Il est actuellement difficile d'obtenir des informations fiables sur les panaches volcaniques au début d'une éruption, en particulier pour les volcans sous-marins éloignés. Mais les données du Hunga Tonga-Hunga Ha'apai pourraient aider les météorologues à surveiller et à prévoir les risques liés au volcanisme explosif pour l'aviation, notamment le développement et le déplacement des nuages de cendres.

Il est essentiel de comprendre ces phénomènes, car les scientifiques affirment qu'une éruption de l'ampleur de celle de Hunga Tonga-Hunga Ha'apai est susceptible de se reproduire. Cette menace stimule la collaboration entre les chercheurs.

David Tappin, expert en tsunamis déclenchés par les volcans au British Geological Survey Keyworth et ancien géologue en chef du Royaume de Tonga, avertit que la nature inattendue de l'éruption du Hunga Tonga-Hunga Ha'apai met en évidence la sous-estimation du risque mondial lié aux éruptions volcaniques de grande ampleur.

Selon M. Tappin, environ 42 volcans dans le monde sont susceptibles d'entrer en éruption de manière aussi spectaculaire que le Hunga Tonga-Hunga Ha'apai. Cette éruption record devrait servir de signal d'alarme et nous inciter à nous préparer à d'autres éruptions, mais nous ne sommes pas du tout préparés aux effets de ces événements, ajoute-t-il.
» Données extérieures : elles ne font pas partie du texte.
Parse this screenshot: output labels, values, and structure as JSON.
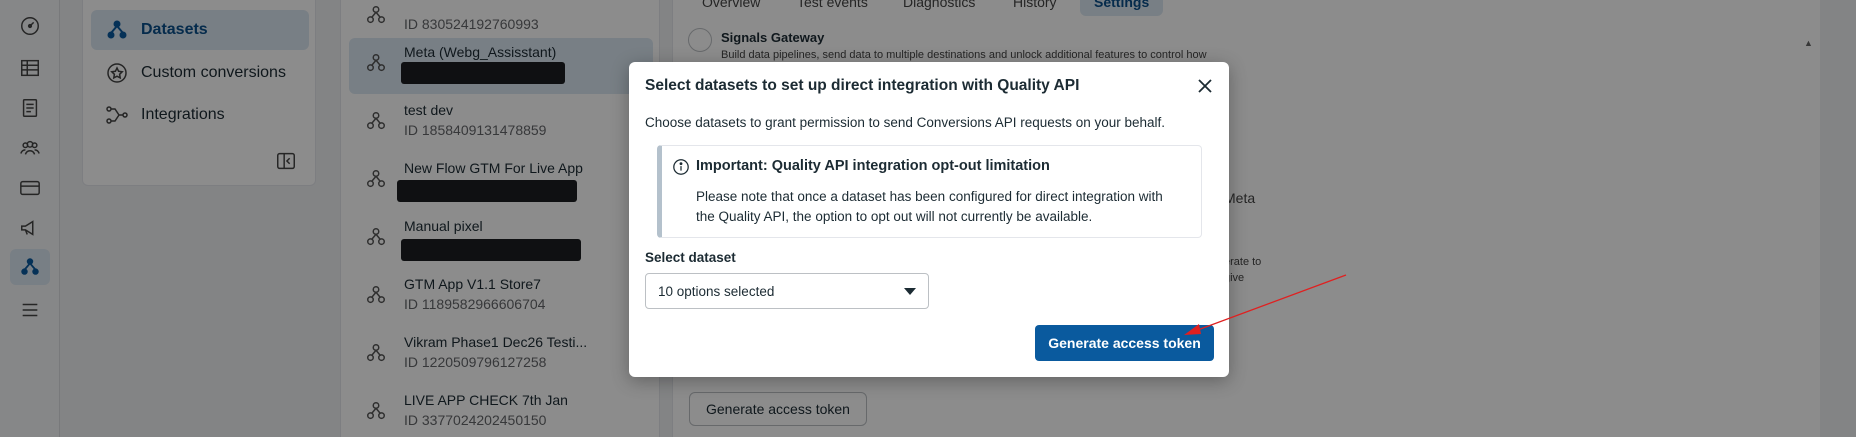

"Cette éruption a eu des répercussions tellement globales et étendues que nous commençons à réorganiser notre façon de nous parler", ajoute M. Van Eaton. Il y a eu des semaines de panaches plus bas avant que Hunga Tonga-Hunga Ha'apai "ne s'emballe", dit-elle. "Cela montre que même une éruption relativement normale peut changer de cap à tout moment, et il n'y a pas vraiment de moyen facile de le prévoir ou de le prédire.